Lafayette Public School Teachers Rank High In Evaluations, Improve From ‘C’ to ‘B’ Rating
EDIT 4:46 p.m. The Lafayette Parish School System released a statement on today's release of teacher evaluation data.
The LPSS improved from a "C" to a "B' rating, also ranking No. 1 in the state for the greatest increase in number of students with college-ready ACT scores. The students also significantly improved their performance in advanced placement classes.
Lafayette Parish also ranked high in teacher evaluations, with 89 percent of teachers evaluated falling within the top two rankings of "highly effective" or "effective/proficient."
Head to the Louisiana Department of Education's website for the full report.
4:24 p.m. New data released by the Department of Education today revealed a majority of Louisiana's public school teachers earned an "effective" rating under the state's new teacher evaluation system, with 32 percent of classroom teachers considered "highly effective" and another 57 percent rated "effective proficient."
"The most important thing to say today is a word of thanks to the educators across the state who have really embraced this challenging Compass process and made it work for themselves and their students," said State Superintendent of Education John White.
Based on the new teacher evaluation system, only four percent of public school teachers are considered "ineffective."
Principals and assistant principals were also evaluated. White said 28 percent of school administrators rated highly effective, while two percent are considered ineffective.
According to the evaluators, White said, most teachers and principals "are on the right track."
The ratings are based on classroom observation, whether students reached certain learning targets and whether students show improvement on standardized tests. White said the report shows school districts that performed well had a higher percentage of highly effective teachers, while teachers at under-performing schools had lower evaluation levels.
Some educators have been vocal opponents of Compass, the new educator-evaluation system that measures teacher performance half on student scores and half on “observations by principals or trained designees using the state’s Compass teacher rubric,” according to the Louisiana Department of Education’s website.
St.
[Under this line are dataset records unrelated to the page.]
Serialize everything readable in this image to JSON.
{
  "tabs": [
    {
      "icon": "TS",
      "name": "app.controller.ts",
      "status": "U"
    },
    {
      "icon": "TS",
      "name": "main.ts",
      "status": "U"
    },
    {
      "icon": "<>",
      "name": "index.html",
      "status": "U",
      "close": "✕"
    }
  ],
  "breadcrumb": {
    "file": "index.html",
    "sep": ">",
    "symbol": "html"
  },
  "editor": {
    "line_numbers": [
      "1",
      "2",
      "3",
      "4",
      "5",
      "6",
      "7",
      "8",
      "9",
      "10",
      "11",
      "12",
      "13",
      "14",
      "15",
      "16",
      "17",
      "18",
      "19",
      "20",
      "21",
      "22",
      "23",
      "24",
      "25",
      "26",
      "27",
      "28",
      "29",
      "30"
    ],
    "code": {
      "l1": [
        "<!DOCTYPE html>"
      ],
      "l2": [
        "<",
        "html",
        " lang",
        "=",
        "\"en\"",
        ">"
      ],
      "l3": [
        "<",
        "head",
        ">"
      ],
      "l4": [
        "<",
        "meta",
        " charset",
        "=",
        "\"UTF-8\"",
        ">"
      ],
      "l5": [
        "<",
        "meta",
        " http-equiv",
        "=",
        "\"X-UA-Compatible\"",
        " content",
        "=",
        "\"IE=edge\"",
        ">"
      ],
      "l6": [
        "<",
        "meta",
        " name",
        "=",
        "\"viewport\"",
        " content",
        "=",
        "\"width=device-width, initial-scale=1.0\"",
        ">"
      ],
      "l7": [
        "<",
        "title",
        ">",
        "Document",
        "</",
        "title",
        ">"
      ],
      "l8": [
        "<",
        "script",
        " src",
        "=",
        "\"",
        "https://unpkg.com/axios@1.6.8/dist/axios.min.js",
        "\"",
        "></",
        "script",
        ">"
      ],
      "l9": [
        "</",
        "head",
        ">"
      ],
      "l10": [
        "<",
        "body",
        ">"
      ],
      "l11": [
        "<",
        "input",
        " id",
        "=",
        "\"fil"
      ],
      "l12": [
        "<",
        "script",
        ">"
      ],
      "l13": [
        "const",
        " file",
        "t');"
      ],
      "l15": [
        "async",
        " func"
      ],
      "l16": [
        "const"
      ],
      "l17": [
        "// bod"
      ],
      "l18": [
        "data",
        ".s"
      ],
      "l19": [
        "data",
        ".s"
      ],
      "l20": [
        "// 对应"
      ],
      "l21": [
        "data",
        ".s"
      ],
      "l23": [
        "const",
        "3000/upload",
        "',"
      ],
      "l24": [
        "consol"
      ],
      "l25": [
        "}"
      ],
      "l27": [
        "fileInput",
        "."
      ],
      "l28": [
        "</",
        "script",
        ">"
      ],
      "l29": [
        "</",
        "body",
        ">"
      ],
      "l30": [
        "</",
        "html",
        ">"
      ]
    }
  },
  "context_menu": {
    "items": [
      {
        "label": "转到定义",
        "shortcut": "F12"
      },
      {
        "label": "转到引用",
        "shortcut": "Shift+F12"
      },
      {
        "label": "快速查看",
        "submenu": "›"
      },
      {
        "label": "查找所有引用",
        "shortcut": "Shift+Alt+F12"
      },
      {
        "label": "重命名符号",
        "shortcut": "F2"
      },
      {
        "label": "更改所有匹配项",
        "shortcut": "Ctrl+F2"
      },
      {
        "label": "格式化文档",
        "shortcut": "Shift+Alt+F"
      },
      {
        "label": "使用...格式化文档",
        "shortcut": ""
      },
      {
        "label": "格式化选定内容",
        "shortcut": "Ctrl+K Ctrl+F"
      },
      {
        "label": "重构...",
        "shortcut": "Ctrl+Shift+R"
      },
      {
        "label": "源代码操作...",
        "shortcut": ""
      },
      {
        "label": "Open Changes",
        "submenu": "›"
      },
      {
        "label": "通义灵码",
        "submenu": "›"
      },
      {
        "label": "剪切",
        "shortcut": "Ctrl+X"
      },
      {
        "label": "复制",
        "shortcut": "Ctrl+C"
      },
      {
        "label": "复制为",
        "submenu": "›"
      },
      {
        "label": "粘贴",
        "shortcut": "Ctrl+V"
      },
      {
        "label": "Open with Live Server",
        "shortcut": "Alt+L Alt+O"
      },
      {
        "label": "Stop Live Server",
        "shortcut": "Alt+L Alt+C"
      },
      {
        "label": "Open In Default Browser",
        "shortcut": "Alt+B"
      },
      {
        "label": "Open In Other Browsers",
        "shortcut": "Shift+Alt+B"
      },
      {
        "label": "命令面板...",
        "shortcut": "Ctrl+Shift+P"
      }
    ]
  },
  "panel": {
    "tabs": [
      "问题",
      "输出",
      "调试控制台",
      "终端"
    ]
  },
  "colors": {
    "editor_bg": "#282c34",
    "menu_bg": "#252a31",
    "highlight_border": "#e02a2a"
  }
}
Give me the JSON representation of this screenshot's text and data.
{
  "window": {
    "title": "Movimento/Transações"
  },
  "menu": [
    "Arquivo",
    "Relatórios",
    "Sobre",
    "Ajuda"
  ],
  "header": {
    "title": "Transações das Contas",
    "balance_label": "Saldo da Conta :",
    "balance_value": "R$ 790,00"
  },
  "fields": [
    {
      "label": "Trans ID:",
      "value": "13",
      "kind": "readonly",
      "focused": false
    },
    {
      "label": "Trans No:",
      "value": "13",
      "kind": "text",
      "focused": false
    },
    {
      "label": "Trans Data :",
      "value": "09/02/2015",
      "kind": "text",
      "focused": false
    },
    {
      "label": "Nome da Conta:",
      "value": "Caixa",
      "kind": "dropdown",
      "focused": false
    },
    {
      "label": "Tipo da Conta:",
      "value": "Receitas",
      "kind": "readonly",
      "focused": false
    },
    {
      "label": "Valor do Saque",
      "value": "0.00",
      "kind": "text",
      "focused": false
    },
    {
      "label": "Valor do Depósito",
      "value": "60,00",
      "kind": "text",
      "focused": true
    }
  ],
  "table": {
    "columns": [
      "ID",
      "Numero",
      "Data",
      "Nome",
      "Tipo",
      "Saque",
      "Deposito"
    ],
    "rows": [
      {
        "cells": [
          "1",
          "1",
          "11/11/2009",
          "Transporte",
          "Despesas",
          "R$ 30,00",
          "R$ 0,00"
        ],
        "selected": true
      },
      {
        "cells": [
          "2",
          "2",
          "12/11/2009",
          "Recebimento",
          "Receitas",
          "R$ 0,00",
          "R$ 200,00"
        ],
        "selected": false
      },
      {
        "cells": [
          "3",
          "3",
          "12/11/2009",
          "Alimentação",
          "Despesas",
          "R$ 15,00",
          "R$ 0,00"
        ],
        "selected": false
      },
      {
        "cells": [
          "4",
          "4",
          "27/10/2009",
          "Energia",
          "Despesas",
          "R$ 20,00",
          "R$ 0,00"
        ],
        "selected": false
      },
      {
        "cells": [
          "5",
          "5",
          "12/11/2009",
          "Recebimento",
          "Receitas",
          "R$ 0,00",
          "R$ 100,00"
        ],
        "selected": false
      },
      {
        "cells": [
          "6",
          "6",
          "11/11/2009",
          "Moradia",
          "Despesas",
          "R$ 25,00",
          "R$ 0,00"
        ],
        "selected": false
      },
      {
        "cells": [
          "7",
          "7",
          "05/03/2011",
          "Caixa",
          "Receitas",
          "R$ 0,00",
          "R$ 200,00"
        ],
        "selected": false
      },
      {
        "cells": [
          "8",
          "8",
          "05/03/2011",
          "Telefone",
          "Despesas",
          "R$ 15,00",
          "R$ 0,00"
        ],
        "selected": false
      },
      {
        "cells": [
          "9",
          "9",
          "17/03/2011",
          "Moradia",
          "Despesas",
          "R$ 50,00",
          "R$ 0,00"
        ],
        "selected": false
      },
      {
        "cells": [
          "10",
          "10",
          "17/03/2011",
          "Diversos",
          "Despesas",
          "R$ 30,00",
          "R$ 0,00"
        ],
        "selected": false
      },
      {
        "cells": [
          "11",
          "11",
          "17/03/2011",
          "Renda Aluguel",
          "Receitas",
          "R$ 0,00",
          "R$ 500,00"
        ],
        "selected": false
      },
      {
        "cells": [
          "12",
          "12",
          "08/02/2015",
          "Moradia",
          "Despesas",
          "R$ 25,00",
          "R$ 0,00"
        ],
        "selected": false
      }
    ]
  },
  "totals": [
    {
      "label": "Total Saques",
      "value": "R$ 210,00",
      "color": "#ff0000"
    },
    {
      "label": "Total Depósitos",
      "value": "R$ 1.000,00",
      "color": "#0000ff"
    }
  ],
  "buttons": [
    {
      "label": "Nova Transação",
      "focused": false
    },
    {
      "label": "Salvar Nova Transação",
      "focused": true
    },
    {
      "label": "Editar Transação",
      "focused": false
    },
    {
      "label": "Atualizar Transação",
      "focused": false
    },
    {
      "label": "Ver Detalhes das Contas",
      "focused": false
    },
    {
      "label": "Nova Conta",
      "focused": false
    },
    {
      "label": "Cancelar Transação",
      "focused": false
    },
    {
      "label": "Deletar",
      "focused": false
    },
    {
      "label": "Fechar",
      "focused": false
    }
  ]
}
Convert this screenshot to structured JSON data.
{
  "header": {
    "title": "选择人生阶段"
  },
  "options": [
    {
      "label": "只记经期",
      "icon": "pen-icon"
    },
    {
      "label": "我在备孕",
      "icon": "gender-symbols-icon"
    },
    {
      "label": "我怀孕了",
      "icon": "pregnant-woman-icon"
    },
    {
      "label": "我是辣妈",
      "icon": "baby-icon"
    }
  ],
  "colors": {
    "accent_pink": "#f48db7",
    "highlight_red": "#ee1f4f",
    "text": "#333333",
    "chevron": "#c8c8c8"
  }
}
Martin Parish School Board Superintendent Lottie Beebe, along with Sen. Fred Mills, R-St. Martinville, and other representatives from the St. Martin Parish School System, visited KPEL last week to discuss the evaluation system after the parish lost more than 60 teachers this year because of it, Beebe said.
“We know that if we’re going to impact student achievement, we need the quality teachers in the classroom,” said St. Martin Parish School Board Superintendent Lottie Beebe. “But many of our quality teachers are leaving because of the (Common Core) reform initiatives, particularly Compass.”